In the role of Micaëla was the lyric soprano Hollie Anne Clark, although with her phenomenal dramatism in her upper range and unmatched lyricism, referencing not its modern iteration but the true form of bel canto as first taught by Bernacchi and Marchesi, I wouldn’t be surprised to see some heavier roles in her future.  Throughout the entire opera, beginning with her first blush on stage in Act one’s “Tell me about my mother,” Clark’s magnificent voice was on full-display if only for a passing but protracted moment. Without sensationalizing the mood, by far the greatest point in Opera in a Box’s production was Clark’s Act three aria “It’s the smugglers the ordinary refuge,” where a sublime hush overtook the entire black-box theatre so Clark, scared and alone with nothing but the grace of God and the sweetness of her love guiding her, could rhapsodically plead with Providence to reconvene her with José. To say well done is an understatement and I trust my readers will recognize that true artistic exceptionality cannot be accurately portrayed in words alone. The air after she finished was not the same for a long time after.

Then there was Frasquita, sung by the dramatic coloratura Rebecca de Coverly Veale. A criminally underutilized voice in this production, Veale’s vocal tenacity when it came to the chorus descants and her unshakable histrionic acting would have made a daring Carmen. Regardless, her flexible yet fully solid instrument ached for more pathos-laden roles like Violetta or Norma perhaps and I look forward to hearing her in the spotlight when the time comes.

Keeping the whole production musically together was Opera in a Box’s Musical Director Sam Baker, a well-decorated and highly educated pianist and organist (among other titles) whose biography, not provided in the program I might add, displays a breadth of knowledge far surpassing what was showcased in the performance. Having gained education at Oxford University, before venturing into Europe and returning home again, one would conclude that color, expression, and prosodic astuteness would be at the forefront of his musical language. However, at times his playing of the score escaped time-signatures, the clunkiness of the electronic piano was anything but sensual, and I didn’t really feel that the singular pseudo-piano did any justice to the magnificence of Bizet’s score. Although no fault of his own, as one video on YouTube of him playing Satie’s gaseous Gnossienne No.1 will attest, when given a full instrument he is able to intone emotion into every tone. However, because of the piano’s metallic ring emotion was rather hard to “hear.”

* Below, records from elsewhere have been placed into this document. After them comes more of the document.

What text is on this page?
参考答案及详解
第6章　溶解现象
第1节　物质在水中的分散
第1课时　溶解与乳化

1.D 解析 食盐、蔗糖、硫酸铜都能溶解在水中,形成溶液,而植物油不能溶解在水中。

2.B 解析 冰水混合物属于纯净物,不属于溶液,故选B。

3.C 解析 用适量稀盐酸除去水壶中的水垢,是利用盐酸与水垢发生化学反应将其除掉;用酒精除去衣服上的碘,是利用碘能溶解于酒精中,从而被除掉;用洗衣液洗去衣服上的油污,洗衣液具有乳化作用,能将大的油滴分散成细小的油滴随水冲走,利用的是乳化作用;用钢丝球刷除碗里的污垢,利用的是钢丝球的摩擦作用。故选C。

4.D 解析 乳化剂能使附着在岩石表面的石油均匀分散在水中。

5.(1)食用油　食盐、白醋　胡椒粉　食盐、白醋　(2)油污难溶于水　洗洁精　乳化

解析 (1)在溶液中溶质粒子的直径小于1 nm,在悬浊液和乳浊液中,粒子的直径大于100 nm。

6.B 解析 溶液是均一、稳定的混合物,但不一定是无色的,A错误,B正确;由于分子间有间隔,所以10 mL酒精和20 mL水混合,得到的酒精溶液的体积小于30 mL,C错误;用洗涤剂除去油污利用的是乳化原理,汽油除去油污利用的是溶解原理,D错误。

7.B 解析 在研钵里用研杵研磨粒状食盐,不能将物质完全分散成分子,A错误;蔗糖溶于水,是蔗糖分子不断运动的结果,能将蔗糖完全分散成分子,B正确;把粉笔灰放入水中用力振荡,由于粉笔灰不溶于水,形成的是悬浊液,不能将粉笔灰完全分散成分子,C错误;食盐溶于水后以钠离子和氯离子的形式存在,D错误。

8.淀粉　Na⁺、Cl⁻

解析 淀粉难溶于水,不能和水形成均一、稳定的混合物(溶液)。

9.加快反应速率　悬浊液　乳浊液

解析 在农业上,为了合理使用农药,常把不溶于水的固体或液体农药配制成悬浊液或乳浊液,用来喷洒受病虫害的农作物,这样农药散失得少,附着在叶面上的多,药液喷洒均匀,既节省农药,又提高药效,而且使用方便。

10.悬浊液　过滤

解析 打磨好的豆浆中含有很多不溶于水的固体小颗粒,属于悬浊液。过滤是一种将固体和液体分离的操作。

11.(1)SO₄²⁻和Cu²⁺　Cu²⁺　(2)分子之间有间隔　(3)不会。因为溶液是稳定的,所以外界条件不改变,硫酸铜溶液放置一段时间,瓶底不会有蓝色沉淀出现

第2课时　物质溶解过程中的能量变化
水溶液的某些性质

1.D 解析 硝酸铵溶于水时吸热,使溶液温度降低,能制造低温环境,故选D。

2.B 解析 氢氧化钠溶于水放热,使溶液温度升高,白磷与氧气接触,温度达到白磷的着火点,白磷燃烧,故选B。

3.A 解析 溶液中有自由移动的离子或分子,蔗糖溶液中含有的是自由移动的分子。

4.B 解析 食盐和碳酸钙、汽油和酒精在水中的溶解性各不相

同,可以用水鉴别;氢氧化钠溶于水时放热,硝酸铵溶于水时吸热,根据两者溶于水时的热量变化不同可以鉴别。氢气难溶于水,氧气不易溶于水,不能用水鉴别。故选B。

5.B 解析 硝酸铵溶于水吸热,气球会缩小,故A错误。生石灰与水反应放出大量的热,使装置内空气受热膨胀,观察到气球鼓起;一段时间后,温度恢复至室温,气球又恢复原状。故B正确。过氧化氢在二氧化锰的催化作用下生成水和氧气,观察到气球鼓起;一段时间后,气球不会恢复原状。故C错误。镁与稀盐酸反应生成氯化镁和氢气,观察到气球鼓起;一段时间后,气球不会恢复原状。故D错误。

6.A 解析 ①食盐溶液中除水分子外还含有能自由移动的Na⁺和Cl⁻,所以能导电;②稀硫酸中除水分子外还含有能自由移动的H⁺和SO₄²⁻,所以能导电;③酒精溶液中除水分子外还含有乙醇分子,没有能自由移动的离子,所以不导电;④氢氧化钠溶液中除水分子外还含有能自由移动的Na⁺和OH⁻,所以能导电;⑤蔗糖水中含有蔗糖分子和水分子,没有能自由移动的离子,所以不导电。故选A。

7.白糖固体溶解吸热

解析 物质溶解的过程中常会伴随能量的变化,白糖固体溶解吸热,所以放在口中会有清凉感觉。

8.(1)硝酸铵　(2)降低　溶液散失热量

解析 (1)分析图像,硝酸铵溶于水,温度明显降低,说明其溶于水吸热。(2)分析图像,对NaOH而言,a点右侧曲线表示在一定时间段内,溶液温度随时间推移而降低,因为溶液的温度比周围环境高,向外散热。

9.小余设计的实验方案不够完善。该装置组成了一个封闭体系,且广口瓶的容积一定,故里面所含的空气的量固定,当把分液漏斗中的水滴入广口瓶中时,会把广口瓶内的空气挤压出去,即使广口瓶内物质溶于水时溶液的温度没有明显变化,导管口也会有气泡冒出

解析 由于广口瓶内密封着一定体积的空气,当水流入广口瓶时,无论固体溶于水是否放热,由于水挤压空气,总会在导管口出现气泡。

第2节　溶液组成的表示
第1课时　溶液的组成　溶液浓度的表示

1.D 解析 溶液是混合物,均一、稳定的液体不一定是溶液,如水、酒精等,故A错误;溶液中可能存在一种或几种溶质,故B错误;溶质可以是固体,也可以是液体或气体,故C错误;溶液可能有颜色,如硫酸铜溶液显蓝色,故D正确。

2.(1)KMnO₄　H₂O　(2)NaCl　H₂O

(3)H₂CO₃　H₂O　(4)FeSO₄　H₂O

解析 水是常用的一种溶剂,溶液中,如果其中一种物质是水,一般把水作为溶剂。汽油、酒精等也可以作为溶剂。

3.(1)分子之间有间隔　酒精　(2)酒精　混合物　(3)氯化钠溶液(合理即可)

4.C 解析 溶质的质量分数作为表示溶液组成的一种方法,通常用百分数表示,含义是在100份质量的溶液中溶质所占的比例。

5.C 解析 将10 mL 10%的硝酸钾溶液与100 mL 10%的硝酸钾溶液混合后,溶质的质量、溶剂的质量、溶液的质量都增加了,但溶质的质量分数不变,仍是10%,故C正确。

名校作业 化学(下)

Overall, Opera in a Box’s production of Carmen was a very solid performance from the entire cast and an encouraging sign that opera has come quite far in returning to its roots as a “people’s art form” as was the case not too long ago. Those who say that attainable opera is connected to poor quality are naysayers to the future of this historic art form. Opera in a Box is anything but stuffy and the world is greater for it! I highly recommend going if you find yourself free on evening in Bristol.